You’ve turned your country over the top tenth of 1 percent. Talk about “establishment.” Their interest is not in helping you. It’s in further enriching themselves, by privatizing every public program—Social Security can’t be far behind—dropping the corporate and top income tax brackets as close to zero as possible, and making you pay, for everything from privatized roads owned by multinational corporations to elementary school. They’re into taking land, including our public lands and parks, or using another Trump favorite—public domain—to drill and frack, endangering your water just as surely as they poisoned Flint’s. And when they can’t steal any more from the Native Americans—who have shown they still have some fight left—they’ll come for your farms.

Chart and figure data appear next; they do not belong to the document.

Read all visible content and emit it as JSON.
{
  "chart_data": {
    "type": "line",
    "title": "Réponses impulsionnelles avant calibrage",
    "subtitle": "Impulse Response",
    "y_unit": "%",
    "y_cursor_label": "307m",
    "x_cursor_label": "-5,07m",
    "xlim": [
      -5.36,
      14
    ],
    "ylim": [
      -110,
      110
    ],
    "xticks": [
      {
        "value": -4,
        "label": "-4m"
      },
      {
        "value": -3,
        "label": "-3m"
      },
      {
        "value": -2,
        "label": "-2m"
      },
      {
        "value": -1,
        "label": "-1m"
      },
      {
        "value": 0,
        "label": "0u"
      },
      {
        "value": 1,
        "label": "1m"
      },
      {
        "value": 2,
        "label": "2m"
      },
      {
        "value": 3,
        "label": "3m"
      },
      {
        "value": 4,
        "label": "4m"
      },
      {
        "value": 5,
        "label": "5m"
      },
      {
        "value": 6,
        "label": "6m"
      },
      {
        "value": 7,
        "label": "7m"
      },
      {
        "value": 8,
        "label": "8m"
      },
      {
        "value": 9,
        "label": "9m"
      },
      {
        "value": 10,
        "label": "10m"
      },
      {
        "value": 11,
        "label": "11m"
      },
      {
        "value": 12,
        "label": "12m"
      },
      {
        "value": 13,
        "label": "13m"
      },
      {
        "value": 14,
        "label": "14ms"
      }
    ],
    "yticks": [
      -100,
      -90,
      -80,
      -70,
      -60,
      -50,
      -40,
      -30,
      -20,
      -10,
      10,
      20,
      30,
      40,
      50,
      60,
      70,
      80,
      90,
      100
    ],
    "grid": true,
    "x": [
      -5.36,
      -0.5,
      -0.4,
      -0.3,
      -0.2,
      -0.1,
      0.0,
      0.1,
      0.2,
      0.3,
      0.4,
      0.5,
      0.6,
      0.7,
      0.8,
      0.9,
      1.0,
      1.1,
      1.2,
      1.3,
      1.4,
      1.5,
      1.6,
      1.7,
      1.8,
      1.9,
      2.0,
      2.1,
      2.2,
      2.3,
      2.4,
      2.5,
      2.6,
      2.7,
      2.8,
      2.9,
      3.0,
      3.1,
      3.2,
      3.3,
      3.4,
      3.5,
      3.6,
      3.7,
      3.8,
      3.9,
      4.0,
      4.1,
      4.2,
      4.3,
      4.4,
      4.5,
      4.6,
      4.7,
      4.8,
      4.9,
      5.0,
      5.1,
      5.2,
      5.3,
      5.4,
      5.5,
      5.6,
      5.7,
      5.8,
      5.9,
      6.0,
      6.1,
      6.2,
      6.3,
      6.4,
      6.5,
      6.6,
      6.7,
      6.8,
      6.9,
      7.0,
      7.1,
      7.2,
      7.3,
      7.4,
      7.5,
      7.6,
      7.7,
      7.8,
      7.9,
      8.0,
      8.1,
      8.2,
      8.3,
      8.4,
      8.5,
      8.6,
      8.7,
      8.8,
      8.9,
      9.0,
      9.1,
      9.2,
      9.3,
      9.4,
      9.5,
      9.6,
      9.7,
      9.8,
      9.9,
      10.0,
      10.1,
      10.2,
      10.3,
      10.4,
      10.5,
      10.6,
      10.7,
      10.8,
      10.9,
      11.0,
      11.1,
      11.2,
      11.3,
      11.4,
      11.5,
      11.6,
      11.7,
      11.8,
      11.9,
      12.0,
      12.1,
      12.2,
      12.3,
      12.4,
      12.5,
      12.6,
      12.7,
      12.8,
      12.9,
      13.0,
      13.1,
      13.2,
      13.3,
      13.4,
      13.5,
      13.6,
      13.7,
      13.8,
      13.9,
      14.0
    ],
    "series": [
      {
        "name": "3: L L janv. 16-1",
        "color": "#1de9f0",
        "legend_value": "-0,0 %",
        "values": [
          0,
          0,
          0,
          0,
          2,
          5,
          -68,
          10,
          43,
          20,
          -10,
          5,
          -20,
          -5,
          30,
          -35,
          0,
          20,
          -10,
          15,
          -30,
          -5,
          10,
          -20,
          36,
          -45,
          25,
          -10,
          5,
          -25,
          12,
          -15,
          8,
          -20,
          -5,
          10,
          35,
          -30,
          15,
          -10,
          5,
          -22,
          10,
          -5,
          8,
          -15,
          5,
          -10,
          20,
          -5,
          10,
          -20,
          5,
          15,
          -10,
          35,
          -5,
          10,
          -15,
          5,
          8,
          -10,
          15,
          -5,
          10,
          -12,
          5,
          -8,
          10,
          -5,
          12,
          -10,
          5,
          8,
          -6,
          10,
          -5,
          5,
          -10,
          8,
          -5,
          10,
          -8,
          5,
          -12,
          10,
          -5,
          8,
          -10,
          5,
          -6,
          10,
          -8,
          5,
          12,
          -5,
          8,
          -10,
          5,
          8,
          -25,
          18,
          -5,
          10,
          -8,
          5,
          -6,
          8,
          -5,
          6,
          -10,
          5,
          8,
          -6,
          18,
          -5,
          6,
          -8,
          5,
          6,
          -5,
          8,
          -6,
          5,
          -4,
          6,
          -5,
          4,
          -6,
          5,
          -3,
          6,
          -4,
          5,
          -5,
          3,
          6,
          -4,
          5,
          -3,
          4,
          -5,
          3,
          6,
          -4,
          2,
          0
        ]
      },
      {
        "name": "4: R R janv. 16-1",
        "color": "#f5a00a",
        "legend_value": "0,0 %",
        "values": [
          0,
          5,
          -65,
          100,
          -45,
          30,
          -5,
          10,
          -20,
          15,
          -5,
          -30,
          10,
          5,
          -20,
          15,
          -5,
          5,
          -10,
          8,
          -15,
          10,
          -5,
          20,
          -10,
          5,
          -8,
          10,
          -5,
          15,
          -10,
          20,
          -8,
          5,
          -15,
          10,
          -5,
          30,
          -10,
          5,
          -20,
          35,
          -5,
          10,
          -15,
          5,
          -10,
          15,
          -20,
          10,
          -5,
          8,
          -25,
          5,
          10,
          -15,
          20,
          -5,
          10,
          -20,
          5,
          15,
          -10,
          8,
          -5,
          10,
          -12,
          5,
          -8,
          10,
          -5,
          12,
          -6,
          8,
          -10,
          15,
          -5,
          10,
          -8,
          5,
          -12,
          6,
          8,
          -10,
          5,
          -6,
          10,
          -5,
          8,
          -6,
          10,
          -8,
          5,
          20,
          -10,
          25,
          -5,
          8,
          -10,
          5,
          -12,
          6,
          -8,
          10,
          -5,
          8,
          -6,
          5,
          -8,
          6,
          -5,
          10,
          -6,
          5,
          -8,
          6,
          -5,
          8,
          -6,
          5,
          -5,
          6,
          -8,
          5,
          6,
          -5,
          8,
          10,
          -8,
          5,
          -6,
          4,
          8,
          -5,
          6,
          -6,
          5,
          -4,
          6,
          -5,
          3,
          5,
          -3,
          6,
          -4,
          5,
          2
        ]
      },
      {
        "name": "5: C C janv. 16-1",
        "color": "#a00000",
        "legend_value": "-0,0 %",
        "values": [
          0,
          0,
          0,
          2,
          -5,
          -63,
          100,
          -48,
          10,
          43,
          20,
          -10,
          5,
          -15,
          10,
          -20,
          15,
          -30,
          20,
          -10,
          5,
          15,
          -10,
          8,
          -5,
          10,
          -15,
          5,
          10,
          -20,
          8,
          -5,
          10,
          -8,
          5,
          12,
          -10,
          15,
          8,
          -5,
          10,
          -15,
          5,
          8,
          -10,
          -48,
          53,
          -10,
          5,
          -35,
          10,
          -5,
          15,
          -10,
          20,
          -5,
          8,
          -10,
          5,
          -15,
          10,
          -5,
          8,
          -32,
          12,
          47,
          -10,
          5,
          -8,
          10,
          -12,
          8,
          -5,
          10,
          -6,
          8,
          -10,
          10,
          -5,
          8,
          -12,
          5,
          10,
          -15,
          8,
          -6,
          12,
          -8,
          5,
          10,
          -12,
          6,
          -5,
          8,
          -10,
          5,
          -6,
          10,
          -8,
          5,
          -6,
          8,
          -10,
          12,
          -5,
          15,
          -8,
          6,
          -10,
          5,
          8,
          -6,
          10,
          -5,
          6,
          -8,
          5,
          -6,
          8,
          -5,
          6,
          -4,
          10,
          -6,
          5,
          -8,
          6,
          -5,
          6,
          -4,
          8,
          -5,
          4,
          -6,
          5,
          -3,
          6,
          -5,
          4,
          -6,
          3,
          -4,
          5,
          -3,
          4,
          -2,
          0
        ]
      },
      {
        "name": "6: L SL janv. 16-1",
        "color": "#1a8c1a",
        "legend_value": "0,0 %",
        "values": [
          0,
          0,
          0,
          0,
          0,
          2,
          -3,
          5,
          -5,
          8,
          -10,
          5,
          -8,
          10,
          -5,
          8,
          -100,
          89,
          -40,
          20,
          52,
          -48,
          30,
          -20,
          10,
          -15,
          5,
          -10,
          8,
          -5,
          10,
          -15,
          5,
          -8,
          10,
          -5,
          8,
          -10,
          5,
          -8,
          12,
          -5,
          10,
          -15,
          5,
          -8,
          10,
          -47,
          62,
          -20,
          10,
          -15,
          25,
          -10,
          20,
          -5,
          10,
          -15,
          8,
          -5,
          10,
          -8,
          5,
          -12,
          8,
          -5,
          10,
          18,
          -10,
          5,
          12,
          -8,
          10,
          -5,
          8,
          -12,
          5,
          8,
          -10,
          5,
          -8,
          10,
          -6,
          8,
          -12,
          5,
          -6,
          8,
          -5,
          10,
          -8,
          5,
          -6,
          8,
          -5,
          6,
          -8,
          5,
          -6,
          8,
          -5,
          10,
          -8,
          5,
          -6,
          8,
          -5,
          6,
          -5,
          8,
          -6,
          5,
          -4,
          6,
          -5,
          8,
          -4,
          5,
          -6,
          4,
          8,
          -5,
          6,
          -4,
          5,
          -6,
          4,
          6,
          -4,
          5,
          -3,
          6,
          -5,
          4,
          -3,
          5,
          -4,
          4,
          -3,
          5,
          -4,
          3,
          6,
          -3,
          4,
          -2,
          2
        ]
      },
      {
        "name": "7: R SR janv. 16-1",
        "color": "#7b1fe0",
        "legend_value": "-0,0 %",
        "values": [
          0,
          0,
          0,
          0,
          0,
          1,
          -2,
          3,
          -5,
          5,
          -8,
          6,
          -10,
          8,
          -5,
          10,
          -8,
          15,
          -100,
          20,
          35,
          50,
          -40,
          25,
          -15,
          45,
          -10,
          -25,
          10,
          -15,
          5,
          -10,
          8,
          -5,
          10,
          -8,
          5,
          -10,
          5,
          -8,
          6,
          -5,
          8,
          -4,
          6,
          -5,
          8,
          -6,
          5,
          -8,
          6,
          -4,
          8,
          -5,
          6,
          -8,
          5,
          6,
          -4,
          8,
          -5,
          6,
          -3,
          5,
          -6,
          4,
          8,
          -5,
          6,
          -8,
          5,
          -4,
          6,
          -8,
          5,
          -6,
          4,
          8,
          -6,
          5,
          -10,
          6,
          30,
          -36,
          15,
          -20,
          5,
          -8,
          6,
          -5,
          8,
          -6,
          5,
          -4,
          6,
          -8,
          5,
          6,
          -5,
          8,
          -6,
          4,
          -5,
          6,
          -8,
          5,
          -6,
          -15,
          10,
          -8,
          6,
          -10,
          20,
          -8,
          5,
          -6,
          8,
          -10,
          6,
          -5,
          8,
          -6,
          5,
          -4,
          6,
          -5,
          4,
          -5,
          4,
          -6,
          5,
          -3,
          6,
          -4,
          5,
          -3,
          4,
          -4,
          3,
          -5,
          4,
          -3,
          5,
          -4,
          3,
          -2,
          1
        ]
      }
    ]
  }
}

In Michigan, Republicans have already gotten started. They voted to further gut unions’ ability to bargain for decent health care and retirement through the use of strikes, and congressional Republicans have already voted to strip the “buy American” clause out of a bill to repair the nation’s water infrastructure.
As for black Trump supporters, don’t be fooled. Remember when Trump said he didn’t want black people counting his money, only Jewish people? Well look at his appointments. He didn’t even respect neurosurgeon Dr. Ben Carson enough to insist that he take over Health and Human Services. Instead, he’s tossing the black guy in the “urban” chair.
So good luck, Trump voters. I hope at some point you realize what’s happening and fight back. Your choices, unfortunately, do affect us all, and they will until we wake up and junk the Electoral College, which puts rural states’ zeal for Christian rule ahead of blue states’ desire for good government.
Until then, all I can do is try to warn you, and then wish you good luck.